Athar Zareei, Mohammad Reza Razeghinejad, Ramin Salouti

Abstract


The correct estimation of Intraocular Pressure (IOP) is the most important factor in the management of various types of glaucoma. Primary congenital glaucoma is a type of glaucoma that can cause blindness in the absence of control of the IOP. In this retrospective observational study, 95 eyes, including 48 healthy eyes and 47 eyes with Primary Congenital Glaucomatous (PCG) were studied. Two groups were matched for age, gender, and Goldman Applanation Tonometry (GIOP). Corneal Hysteresis (CH), Corneal Resistance Factor (CRF), and Goldman intraocular pressure were measured by ORA (IOPg), and corneal compensated Intraocular Pressure (IOPcc) was measured for each patient using the Ocular Response Analyzer (ORA). Central Corneal Thickness (CCT) was measured by ultrasonic pachymetry. For each patient, one eye was selected randomly. Student’s t-test and analytical regression were used for statistical analysis. The two groups were matched for age (P = 0.34), gender (P = 0.47), and GIOP (P = 0.17). Corneal hysteresis and CRF were significantly lower in PCG than in normal eyes (P < 0.0001), yet CCT was significantly thicker in PCG than normal eyes (P < 0.0001).

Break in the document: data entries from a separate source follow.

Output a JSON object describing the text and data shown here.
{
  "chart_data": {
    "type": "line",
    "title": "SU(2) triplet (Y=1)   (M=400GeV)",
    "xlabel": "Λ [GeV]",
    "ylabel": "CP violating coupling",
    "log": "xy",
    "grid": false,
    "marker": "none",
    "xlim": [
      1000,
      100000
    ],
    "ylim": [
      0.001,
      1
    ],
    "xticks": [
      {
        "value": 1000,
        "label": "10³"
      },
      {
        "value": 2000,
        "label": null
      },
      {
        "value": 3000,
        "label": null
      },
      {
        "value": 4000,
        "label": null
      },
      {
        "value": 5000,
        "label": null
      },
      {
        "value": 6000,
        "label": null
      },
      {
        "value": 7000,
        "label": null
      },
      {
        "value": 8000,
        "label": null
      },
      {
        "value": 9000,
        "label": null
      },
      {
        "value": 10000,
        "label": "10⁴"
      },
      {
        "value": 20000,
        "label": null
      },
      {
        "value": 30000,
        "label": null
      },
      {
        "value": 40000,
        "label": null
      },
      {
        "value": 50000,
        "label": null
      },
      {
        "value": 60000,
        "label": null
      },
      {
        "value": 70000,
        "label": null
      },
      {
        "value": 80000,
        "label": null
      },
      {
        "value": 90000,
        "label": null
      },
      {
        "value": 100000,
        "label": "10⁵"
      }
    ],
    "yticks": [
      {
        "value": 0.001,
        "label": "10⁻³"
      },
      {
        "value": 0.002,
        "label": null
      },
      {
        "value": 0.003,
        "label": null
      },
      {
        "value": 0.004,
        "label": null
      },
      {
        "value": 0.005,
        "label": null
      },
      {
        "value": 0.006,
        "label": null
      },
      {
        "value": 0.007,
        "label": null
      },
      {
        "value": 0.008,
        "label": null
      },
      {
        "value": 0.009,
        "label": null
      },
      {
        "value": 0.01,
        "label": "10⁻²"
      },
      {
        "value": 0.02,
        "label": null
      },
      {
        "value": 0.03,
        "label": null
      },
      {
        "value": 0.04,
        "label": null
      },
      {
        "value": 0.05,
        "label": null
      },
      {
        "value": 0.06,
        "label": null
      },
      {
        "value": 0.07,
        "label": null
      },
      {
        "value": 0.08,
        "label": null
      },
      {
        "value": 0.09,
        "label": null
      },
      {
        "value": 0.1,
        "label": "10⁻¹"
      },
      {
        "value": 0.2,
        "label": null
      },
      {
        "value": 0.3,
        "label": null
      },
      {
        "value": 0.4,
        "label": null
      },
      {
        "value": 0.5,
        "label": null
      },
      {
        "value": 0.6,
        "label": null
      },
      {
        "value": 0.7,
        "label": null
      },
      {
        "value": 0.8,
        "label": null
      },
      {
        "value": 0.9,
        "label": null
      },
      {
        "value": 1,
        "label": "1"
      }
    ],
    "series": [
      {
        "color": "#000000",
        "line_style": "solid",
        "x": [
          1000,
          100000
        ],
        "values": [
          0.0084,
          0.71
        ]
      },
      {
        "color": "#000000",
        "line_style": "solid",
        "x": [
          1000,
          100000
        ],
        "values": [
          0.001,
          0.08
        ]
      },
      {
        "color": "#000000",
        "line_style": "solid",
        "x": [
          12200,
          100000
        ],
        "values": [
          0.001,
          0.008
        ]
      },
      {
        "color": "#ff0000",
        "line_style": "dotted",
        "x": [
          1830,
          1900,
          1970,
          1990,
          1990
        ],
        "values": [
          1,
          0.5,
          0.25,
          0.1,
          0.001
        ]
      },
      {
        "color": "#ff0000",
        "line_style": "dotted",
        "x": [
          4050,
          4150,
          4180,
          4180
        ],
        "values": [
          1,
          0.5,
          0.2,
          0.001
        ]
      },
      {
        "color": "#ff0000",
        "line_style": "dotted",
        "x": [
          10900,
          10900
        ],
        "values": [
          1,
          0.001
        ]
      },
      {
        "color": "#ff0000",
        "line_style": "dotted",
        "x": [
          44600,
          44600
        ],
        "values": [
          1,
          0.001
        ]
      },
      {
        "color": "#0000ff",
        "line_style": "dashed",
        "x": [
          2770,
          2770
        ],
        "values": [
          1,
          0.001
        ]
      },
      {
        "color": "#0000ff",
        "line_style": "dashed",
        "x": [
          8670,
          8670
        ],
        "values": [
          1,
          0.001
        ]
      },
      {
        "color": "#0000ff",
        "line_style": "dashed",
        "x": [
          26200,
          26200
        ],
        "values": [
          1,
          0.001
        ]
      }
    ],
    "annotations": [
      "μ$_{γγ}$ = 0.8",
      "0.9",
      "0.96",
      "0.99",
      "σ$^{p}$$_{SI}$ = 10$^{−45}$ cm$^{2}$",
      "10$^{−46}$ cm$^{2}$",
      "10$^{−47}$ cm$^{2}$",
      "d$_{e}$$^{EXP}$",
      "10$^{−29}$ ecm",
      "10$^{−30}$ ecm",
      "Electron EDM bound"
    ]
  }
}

The regression equation on the effect of CH, CRF, and CCT on GIOP in the PCG group showed that CH and CRF (P-value = 0.001 and P-value<0.0001) also had a significant effect yet CCT did not (P-value = 0.691). A significant decrease in CH and CRF was found in the PCG group compared to the normal controls. In the PCG group, the CCT was greater than normal. These results showed the usefulness of biomechanical properties (CH, CRF) in order to interpret IOP measurements. Furthermore, GIOP measurement may not be confined to consideration of CCT alone. A low CH and CRF value could be responsible for under-estimation of GIOP in the PCG group, in comparison to the normal controls.